BAKU, Azerbaijan, Dec. 12
By Leman Zeynalova - Trend:
Global oil demand increased by 900,000 barrels per day (b/d) year-on-year in the third quarter of 2019, the strongest annual growth in a year, Trend reports citing the International Energy Agency (IEA).
“Nearly three-quarters of the growth occurred in China. Indian demand rose 135,000 b/d, but deliveries from the countries of the Organization of Economic Co-operation and Development (OECD) fell for the fourth straight quarter and are expected to decline 75,000 b/d overall in 2019. For 2019 and 2020 we have left unchanged our global oil demand growth forecasts at 1 million b/d and 1.2 million b/d, respectively,” IEA said in its Oil Market Report.

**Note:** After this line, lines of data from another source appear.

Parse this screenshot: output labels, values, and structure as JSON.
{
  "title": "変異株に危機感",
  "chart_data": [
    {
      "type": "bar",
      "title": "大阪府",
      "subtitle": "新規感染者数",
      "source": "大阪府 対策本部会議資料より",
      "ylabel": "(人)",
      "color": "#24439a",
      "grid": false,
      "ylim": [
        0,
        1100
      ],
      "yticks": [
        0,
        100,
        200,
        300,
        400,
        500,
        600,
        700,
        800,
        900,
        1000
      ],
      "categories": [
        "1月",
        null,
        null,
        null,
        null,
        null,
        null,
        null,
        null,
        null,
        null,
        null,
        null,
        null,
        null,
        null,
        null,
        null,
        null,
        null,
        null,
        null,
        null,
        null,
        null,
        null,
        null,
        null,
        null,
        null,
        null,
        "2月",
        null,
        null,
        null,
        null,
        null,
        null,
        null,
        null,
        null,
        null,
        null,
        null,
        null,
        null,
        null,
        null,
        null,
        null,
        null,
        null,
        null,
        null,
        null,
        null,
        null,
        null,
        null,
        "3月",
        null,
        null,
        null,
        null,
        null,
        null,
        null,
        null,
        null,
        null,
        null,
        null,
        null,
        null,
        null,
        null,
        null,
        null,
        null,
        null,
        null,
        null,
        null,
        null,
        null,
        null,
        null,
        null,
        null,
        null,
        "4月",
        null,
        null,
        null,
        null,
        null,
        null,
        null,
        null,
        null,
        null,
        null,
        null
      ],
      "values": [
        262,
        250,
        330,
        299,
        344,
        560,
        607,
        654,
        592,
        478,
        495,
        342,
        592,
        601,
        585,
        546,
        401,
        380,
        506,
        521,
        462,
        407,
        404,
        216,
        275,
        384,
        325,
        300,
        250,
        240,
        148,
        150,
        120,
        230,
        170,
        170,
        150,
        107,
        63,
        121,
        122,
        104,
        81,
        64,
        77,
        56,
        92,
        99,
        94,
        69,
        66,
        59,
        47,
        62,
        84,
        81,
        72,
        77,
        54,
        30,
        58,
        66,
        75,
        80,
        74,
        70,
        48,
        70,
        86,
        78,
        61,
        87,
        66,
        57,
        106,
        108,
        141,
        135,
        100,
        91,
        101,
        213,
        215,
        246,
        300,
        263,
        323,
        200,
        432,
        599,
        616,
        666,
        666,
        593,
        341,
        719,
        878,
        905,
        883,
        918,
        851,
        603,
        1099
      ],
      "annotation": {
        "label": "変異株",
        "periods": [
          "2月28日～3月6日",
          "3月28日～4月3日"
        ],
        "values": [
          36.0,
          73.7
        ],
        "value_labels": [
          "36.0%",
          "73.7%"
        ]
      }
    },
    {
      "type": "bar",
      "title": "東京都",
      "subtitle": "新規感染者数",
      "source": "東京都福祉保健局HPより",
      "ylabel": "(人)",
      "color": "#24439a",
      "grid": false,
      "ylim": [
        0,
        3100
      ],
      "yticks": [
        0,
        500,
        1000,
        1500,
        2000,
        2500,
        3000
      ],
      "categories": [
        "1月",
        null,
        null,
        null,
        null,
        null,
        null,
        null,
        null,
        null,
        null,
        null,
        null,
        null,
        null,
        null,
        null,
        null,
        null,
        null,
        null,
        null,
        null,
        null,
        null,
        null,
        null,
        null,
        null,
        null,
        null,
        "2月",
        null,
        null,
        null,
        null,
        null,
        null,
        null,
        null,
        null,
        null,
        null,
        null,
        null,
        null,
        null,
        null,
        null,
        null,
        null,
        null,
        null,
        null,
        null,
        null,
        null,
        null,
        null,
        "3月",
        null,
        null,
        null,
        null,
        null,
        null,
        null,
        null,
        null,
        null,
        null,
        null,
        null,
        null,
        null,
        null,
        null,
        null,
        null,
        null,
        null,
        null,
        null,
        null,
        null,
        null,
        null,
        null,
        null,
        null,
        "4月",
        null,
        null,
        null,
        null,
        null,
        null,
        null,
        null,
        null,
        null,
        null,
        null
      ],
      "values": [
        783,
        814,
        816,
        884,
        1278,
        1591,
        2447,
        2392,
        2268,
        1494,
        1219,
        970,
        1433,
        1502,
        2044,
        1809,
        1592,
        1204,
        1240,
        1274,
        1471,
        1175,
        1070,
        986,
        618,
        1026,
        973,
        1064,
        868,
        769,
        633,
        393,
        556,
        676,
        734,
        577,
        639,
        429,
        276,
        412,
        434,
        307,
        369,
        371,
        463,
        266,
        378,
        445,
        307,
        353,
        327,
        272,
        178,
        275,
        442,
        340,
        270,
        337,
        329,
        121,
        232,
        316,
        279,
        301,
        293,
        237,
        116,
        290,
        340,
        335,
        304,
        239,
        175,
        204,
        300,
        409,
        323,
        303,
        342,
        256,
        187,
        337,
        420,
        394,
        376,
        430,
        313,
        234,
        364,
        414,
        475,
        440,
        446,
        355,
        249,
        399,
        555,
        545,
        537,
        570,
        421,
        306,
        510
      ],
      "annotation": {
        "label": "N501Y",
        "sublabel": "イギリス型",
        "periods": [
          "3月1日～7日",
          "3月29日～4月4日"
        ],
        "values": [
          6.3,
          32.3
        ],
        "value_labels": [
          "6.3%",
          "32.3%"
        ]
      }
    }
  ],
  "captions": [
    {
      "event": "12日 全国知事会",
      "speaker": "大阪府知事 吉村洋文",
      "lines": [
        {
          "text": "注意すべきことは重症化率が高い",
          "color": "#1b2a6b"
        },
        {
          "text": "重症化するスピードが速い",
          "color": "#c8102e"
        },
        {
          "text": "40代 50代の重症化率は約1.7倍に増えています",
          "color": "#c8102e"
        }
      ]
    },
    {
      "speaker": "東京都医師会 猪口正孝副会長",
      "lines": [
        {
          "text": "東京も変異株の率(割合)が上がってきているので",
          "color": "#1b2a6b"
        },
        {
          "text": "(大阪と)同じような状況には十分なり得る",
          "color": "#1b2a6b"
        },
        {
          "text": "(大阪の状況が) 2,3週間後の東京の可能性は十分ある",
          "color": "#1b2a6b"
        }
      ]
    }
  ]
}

As for the oil supply, in November, global oil supplies held steady at 101.36 million b/d, down 1.2 million b/d year-on-year, according to the IEA estimates.
At the same time, the agency predicts that the fall in production volume versus today will be about 0.5 mb/d if OPEC+ sticks to its newly-agreed deeper cuts.
“On 6 December, countries participating in the OPEC+ agreement took a step to address this imbalance by deepening their cuts from 1.2 mb/d to 1.7 mb/d. Saudi Arabia once again showed its willingness to shoulder a greater burden by volunteering an additional reduction of 0.4 mb/d to take the total cut to 2.1 mb/d, effective 1 January. The voluntary cut by the Saudis has already been partially delivered but the overall effectiveness of the OPEC+ agreement depends on the willingness of all its parties to fully comply, including those whose compliance so far has been less rigorous. This revised deal excludes from the production ceiling 1.5 mb/d of condensate output by non-OPEC producers. Russia, in particular, now has 0.8 mb/d of supply that can legitimately be increased,” said the report.
If all the countries comply with their new allocations and Saudi Arabia delivers the rest of its voluntary cut of 0.4 mb/d, the fall in production volume versus today will be about 0.5 mb/d, according to the IEA.
“In this report we have reduced our forecast for non-OPEC production growth next year from 2.3 mb/d to 2.1 mb/d to take account of lower output from participants in the OPEC+ deal and a weaker growth outlook for Brazil, Ghana and the United States. Even so, with our demand outlook unchanged, there could still be a surplus of 0.7 mb/d in the market in 1Q20,” said the report.